At this year’s HLTH, somewhere between the AI hype and the caffeinated optimism, we sat down with Infosys and a room full of health leaders to tackle what might be the most deceptively simple question in digital health: how do we make “remote patient monitoring” actually work?
The consensus? RPM has officially graduated from pilot purgatory, but it’s still sitting awkwardly at the grown-ups’ table. The tech is there; the infrastructure, not so much. Broadband gaps, device costs, and the realities of underfunded clinics make scaling hard, especially outside urban hubs. Even when the devices do their job, the data they produce can feel like an all-you-can-eat buffet without a plate.
What’s needed is translation — we must move from raw metrics to insight, and from signal to story. That’s where AI and automation are finally starting to earn their seat, triaging floods of data into something clinicians can actually act on. But the human side remains the real test. Until digital tools truly lighten workloads (not add to them), “connected care” will remain an aspiration rather than an established system. Still, glimpses of the future are there: ecosystem thinking, cross-condition RPM platforms, and maybe — just maybe — the beginnings of an actual connected continuum of care.
In the carnival of healthcare innovation, building something transformative is only half the battle — the other half is getting anyone to actually use it. At HLTH, Ypsomed and Sidekick Health hosted a roundtable that dove straight into that uncomfortable truth. For all the talk of engagement and empowerment, distribution remains healthcare’s final boss.
The problem isn’t a lack of technology, it’s that no one seems to own the problem of getting these tools into people’s hands. Between regulatory, medical, commercial, and privacy teams, everyone’s rowing in different directions, often toward their own KPIs. The result? Brilliant solutions that never scale, marketing budgets chasing ghosts, and a collective case of attribution anxiety.
But there’s movement. Participants pointed to LLMs as potential bridges between data, devices, and patients. Cue, practicality — participants agreed it’s time to move past one-off brand campaigns and start building real ecosystems — ones that connect data, patients, and outcomes in measurable ways. ROI can’t just mean clicks or impressions anymore; it has to reflect lasting engagement and improved health. That shift depends on a foundation of trust, transparency, and shared infrastructure — things far harder to build than another app, but infinitely more valuable.
The takeaway: cracking the distribution code isn’t about another marketing channel.
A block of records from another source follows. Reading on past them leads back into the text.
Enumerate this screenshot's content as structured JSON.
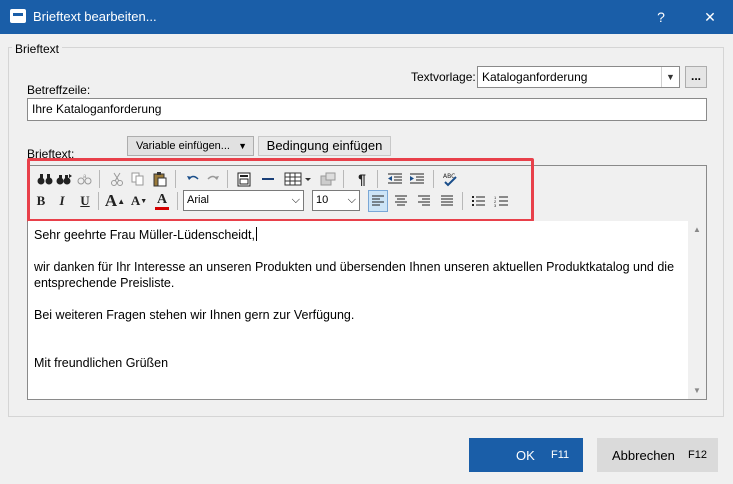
{
  "window": {
    "title": "Brieftext bearbeiten...",
    "help": "?",
    "close": "✕"
  },
  "group": {
    "legend": "Brieftext"
  },
  "template": {
    "label": "Textvorlage:",
    "value": "Kataloganforderung",
    "more": "..."
  },
  "subject": {
    "label": "Betreffzeile:",
    "value": "Ihre Kataloganforderung"
  },
  "body": {
    "label": "Brieftext:",
    "insert_variable": "Variable einfügen...",
    "insert_condition": "Bedingung einfügen"
  },
  "toolbar": {
    "font": "Arial",
    "size": "10",
    "spell_label": "ABC"
  },
  "content": {
    "salutation": "Sehr geehrte Frau Müller-Lüdenscheidt,",
    "paragraph1": "wir danken für Ihr Interesse an unseren Produkten und übersenden Ihnen unseren aktuellen Produktkatalog und die entsprechende Preisliste.",
    "paragraph2": "Bei weiteren Fragen stehen wir Ihnen gern zur Verfügung.",
    "closing": "Mit freundlichen Grüßen"
  },
  "buttons": {
    "ok": "OK",
    "ok_key": "F11",
    "cancel": "Abbrechen",
    "cancel_key": "F12"
  },
  "colors": {
    "accent": "#1a5ea8",
    "highlight": "#e8404a",
    "font_color_bar": "#d40000"
  }
}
It’s about aligning the industry’s many moving parts into something that feels and functions like a system. Otherwise, we’ll keep inventing amazing things no one ever uses.
If HLTH had a drinking game, “patient engagement” would be the phrase that wipes out everyone before lunch. But behind the buzzword lies a real shift — one that Aptar Digital Health helped spotlight in a candid conversation about what digital engagement actually looks like when patients lead the way.
The consensus: patients don’t want another branded app. They want trusted spaces that speak to their condition, not a company logo. As one participant noted, people living with chronic conditions already juggle enough: what they need is relevance, not repetition. That’s pushing pharma to think “above brand” and focus on ecosystems built on shared trust, not marketing ROI.
Yes, cue practicality again — it’s not just about community building; it’s about data. Linking patient-generated insights with clinical and real-world datasets is where the real value lives. Privacy and integration headaches aside, those connections are the key to understanding what works, when, and for whom.
The conversation ended on a hopeful (and slightly rebellious) note: the future of digital health might not belong to the companies with the biggest apps, but to those bold enough to share — data, platforms, and even credit. Collaboration, not competition, might finally be the true competitive advantage.
If HLTH 2025 had a soundtrack, it would probably be the hum of GLP-1 conversations across the event floor. But while the drugs have stolen the spotlight, the smarter question — and the one Step One Foods gathered leaders to unpack — is what comes after the injection.
Everyone agreed: medication alone won’t fix metabolic health. GLP-1s are a powerful start, but without nutrition, behavior change, and ongoing support, results fade faster than most pilot programs. It was a reminder that lasting results come from habits, not headlines. Food, movement, and mindset still make a real difference.
The conversation turned to ecosystems — not the buzzword kind, but the kind that require pharma, payers, digital health players, and nutrition partners to actually talk to each other. Sustainable care models will depend on shared incentives and shared data, not short-term sponsorships.
And for once, the data might just lead the way. Wearables, connected devices, and real-world outcomes are helping tailor nutrition and dosing to each individual, proving that personalization isn’t just marketing fluff. The challenge now is scaling it: linking lifestyle, medicine, and access into one coherent system. Because if GLP-1s changed the game, integrated ecosystems will decide who actually wins.